Read our submission that was presented orally to the Commerce Commission on 27 September 2021 at Submission on the Commerce Commission Draft Report on Competition in the Retail Grocery Sector.

We advocated for how 4,000 plus dairies, convenience stores and service stations could play in offering consumers cheaper groceries as our sector has 17.34% market share (worth $3.4bn)

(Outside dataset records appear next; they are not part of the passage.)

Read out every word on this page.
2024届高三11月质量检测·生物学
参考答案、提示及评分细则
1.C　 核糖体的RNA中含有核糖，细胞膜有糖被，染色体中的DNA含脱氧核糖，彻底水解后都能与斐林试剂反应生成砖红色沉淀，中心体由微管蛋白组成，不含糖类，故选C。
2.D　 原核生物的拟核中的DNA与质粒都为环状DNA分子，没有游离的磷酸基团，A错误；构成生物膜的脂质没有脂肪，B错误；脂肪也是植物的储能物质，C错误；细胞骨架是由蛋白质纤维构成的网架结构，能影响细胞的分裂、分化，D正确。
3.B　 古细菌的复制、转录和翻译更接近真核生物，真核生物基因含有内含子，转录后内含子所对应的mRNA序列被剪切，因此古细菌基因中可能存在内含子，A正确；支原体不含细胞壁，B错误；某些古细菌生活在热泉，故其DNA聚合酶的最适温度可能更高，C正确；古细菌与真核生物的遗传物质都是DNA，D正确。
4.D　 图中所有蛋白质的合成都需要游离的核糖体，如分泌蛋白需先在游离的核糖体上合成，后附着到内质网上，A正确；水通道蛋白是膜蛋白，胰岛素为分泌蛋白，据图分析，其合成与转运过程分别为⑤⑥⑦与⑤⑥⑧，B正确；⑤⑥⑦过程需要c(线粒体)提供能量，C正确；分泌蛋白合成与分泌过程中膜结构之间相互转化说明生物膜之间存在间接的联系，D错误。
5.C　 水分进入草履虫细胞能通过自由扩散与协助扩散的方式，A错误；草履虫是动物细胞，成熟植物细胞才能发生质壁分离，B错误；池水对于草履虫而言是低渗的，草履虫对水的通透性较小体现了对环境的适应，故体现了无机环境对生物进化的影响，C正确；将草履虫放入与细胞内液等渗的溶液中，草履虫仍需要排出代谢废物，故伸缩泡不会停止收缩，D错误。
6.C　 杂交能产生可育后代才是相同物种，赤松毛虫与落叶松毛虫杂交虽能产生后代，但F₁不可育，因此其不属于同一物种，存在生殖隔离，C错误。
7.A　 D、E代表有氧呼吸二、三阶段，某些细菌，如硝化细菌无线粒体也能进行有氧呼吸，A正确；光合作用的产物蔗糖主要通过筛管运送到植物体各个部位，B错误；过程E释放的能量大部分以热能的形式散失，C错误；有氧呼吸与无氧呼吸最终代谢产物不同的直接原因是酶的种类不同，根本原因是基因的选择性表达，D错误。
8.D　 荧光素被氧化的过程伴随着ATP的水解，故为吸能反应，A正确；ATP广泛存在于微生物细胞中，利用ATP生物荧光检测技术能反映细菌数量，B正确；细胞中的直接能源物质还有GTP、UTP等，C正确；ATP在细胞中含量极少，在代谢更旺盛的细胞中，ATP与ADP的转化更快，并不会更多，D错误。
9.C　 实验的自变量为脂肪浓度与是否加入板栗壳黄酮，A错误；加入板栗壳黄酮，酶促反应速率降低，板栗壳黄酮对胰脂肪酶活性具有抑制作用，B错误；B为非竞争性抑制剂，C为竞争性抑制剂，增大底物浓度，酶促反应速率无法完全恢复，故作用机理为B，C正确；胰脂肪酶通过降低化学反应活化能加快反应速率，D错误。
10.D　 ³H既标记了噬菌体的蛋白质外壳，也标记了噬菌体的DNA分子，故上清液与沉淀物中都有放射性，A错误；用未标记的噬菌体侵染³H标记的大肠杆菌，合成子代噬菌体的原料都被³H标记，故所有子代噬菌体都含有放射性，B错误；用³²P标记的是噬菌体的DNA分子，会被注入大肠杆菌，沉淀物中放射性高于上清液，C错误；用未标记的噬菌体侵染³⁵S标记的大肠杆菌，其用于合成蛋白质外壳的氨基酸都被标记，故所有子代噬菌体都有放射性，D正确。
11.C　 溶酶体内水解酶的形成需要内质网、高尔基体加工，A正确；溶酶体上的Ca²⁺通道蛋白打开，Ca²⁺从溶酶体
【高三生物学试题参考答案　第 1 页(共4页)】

We opposed ‘facilitation’ for what would be a foreign supermarket entrant, or worse, a state-owned one, with financial and/or market privilege not available to existing taxpayer retailers

We explained that planning privilege for supermarkets runs counter to the Zero Carbon Act, with central cities being denied cars but car intensive supermarkets are promoted. We estimate over half a billion kilometres of supermarket car journies take place each year

We asked the Commission to examine how vertical and horizontal integration has given the supermarket duopoly genuine market dominance across non-grocery markets

We recommended that the Commission should structurally separate wholesaling/distribution centre operations away from market-dominating retailers to create a truly competitive retail environment where wholesale/distribution centres compete for suppliers and retail shelf space

We recommended tobacco products are removed from the analysis, as they are a highly regulated outlier that would have skewed its analysis of alcohol. Asked for reform of the 2012/2013 sale of liquor act and regulations that slashed regulated outlets only to worsen alcohol harms.